The association between Rad51 haplotypes and olaparib treatment was evaluated in 538 cases treated with PARP inhibitors and 234 controls (Table V). The distribution of the three Rad51 haplotypes was predicted and identified among the patient samples. The results indicated that the positive ratio of the three haplotypes was significantly higher in the olaparib treatment group compared to the controls (Table V). Haplotypes 2 and 3 showed a lower positive ratio in both groups compared to haplotype 1. As shown in Fig. 3A and B, haplotypes 2 and 3 were likely more sensitive and specific to the resistance of PARP inhibitors.
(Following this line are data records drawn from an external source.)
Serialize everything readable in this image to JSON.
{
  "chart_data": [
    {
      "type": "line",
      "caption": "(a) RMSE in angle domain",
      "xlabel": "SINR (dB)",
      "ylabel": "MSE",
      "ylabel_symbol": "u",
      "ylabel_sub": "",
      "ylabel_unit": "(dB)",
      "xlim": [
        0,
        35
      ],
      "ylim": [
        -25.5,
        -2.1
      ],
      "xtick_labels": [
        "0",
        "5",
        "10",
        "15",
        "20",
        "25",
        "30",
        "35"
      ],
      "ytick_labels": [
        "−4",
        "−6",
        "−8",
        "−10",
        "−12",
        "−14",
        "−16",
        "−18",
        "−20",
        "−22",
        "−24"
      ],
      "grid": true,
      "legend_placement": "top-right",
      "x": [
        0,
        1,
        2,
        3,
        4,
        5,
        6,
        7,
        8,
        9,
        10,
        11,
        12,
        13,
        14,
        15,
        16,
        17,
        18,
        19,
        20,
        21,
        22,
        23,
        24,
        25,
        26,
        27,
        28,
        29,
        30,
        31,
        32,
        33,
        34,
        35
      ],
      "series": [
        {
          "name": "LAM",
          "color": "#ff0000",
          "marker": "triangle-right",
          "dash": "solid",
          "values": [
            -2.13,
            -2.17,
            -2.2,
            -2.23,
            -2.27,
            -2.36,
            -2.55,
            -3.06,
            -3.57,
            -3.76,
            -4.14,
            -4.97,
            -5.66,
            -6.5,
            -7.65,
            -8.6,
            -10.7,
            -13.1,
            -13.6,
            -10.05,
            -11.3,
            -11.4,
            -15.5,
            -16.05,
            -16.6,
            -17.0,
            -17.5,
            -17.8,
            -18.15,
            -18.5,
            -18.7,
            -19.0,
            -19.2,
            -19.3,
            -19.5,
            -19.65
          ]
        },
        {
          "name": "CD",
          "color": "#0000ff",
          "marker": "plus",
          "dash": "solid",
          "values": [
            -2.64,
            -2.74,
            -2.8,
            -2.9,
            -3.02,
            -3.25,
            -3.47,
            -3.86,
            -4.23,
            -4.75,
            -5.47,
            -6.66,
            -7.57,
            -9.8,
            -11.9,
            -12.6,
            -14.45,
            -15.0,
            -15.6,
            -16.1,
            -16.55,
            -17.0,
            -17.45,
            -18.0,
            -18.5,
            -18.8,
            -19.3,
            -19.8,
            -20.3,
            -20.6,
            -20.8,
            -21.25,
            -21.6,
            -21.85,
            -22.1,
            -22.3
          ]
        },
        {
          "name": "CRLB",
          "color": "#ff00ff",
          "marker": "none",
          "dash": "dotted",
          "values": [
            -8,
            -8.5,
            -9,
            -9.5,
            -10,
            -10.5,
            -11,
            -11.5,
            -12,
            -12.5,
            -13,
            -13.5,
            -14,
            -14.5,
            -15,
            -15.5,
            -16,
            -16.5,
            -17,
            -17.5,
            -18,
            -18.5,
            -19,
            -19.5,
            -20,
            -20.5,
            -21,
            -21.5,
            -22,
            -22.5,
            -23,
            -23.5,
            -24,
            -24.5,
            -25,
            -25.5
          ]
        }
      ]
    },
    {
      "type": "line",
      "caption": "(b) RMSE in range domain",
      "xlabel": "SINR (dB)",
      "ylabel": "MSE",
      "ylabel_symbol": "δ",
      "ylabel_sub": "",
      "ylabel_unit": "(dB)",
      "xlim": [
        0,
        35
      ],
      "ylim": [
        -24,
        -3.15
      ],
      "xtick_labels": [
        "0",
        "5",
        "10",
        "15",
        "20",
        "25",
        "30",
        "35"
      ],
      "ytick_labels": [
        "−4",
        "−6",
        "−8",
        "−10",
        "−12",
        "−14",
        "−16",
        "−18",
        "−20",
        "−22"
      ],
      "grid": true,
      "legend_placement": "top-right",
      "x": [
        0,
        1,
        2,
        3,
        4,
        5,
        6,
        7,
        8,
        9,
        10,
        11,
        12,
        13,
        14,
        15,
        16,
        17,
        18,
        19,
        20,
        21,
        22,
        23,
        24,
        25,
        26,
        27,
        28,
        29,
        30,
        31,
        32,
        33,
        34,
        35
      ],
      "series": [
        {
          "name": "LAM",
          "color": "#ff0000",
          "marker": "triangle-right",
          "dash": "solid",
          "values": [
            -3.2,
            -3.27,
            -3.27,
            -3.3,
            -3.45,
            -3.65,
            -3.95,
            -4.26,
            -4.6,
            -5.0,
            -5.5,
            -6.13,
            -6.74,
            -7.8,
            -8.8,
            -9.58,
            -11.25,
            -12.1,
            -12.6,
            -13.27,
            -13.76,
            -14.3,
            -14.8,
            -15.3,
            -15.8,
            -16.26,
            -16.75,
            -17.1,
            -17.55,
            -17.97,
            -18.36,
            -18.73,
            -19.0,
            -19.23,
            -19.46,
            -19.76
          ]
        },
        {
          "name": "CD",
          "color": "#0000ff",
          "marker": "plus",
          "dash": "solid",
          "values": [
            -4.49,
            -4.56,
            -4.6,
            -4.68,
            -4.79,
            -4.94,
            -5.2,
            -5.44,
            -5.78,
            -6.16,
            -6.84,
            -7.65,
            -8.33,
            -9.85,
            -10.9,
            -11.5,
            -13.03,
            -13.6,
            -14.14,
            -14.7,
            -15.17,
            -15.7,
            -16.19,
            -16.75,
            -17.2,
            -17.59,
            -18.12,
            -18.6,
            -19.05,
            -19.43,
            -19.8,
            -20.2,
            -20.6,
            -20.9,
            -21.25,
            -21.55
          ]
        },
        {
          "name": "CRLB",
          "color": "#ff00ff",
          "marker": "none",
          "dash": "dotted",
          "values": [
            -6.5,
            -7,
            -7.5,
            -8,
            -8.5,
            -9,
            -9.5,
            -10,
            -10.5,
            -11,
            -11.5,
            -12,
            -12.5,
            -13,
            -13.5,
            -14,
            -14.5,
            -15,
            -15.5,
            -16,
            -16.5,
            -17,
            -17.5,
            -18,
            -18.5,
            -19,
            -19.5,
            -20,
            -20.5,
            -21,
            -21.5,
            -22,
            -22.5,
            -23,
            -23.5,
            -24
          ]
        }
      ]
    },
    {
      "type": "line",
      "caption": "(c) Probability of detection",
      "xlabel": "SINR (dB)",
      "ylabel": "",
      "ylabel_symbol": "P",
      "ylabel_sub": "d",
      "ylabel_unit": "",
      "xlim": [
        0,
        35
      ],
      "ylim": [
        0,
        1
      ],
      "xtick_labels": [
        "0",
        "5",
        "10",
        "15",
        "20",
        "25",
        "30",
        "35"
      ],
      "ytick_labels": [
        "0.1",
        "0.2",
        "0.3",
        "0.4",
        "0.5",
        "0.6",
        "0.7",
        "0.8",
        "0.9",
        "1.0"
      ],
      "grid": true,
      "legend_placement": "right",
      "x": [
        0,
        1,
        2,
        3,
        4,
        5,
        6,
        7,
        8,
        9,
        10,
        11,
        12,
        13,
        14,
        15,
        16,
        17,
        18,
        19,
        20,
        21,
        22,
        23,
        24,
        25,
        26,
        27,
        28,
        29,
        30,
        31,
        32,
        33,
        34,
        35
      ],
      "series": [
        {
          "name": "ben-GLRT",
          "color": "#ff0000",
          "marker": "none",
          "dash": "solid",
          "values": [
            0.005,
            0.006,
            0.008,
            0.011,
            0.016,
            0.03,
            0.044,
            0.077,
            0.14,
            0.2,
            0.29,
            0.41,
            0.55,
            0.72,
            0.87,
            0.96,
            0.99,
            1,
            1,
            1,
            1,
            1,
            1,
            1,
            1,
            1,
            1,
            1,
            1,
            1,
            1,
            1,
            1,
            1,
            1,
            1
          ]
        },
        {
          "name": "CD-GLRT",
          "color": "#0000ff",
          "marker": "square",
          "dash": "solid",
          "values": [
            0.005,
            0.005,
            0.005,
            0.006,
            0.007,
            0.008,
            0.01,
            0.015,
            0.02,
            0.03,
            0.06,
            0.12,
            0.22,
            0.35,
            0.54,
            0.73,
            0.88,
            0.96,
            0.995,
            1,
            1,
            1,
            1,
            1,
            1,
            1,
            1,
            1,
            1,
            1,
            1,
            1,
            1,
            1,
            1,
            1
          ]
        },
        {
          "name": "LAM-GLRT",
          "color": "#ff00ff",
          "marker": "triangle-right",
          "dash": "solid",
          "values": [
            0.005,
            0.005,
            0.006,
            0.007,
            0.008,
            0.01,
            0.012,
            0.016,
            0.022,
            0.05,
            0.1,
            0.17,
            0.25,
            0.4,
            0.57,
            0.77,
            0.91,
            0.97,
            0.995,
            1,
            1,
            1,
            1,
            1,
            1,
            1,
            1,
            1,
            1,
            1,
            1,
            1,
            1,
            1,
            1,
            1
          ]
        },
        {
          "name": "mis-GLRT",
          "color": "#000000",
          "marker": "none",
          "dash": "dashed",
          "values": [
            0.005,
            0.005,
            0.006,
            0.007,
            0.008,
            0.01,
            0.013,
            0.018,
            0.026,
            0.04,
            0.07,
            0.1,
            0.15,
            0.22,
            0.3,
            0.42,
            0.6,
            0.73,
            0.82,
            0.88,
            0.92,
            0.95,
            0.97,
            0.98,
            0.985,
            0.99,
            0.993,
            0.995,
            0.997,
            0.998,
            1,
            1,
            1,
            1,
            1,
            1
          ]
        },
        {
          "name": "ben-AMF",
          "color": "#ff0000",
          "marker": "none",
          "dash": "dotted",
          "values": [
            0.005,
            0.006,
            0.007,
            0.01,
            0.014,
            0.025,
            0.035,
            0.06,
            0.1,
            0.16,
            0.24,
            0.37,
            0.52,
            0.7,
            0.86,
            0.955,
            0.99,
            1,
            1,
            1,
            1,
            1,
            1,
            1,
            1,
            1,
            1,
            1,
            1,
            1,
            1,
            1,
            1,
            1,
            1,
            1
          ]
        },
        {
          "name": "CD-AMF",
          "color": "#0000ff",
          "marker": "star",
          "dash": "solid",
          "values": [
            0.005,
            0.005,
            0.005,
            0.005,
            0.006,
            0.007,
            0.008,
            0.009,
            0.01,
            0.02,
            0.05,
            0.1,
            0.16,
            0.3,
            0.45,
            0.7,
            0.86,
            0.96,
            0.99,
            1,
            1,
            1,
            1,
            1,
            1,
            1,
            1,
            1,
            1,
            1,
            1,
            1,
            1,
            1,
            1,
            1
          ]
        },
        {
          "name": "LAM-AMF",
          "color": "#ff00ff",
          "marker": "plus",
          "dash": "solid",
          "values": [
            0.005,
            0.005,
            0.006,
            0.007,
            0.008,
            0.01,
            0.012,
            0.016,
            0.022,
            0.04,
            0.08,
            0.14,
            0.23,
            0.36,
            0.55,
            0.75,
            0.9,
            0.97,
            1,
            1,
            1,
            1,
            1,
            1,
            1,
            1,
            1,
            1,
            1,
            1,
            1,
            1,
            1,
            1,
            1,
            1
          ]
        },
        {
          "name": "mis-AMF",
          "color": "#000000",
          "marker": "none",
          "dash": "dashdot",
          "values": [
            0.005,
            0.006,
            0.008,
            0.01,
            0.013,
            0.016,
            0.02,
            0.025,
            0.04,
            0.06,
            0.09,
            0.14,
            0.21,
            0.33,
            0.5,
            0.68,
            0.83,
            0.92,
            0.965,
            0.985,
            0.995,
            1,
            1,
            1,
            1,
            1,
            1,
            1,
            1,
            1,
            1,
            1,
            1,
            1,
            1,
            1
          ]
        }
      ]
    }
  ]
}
To further identify the potential drug resistance of haplotypes 1, 2 and 3 in clinical samples, we performed five-year survival analyses to compare 245 patient cases carrying any of these haplotypes (Fig. 4). Two haplotypes (haplotypes 2 and 3) were closely associated with breast cancer survival (HR=1.303, 95% CI=0.9922-1.711, for haplotype-2 VS control; HR=1.494, 95% CI=1.063-2.100 for haplotype-3 VS control; HR=0.6197, 95% CI=0.4211–0.9120 for haplotype 2 VS haplotype 3). Haplotype-1 was not associated with survival (HR=0.8478, 95% CI=0.5848-1.077). The results indicated poorer prognosis with haplotype 3 than with haplotype 2 or 1.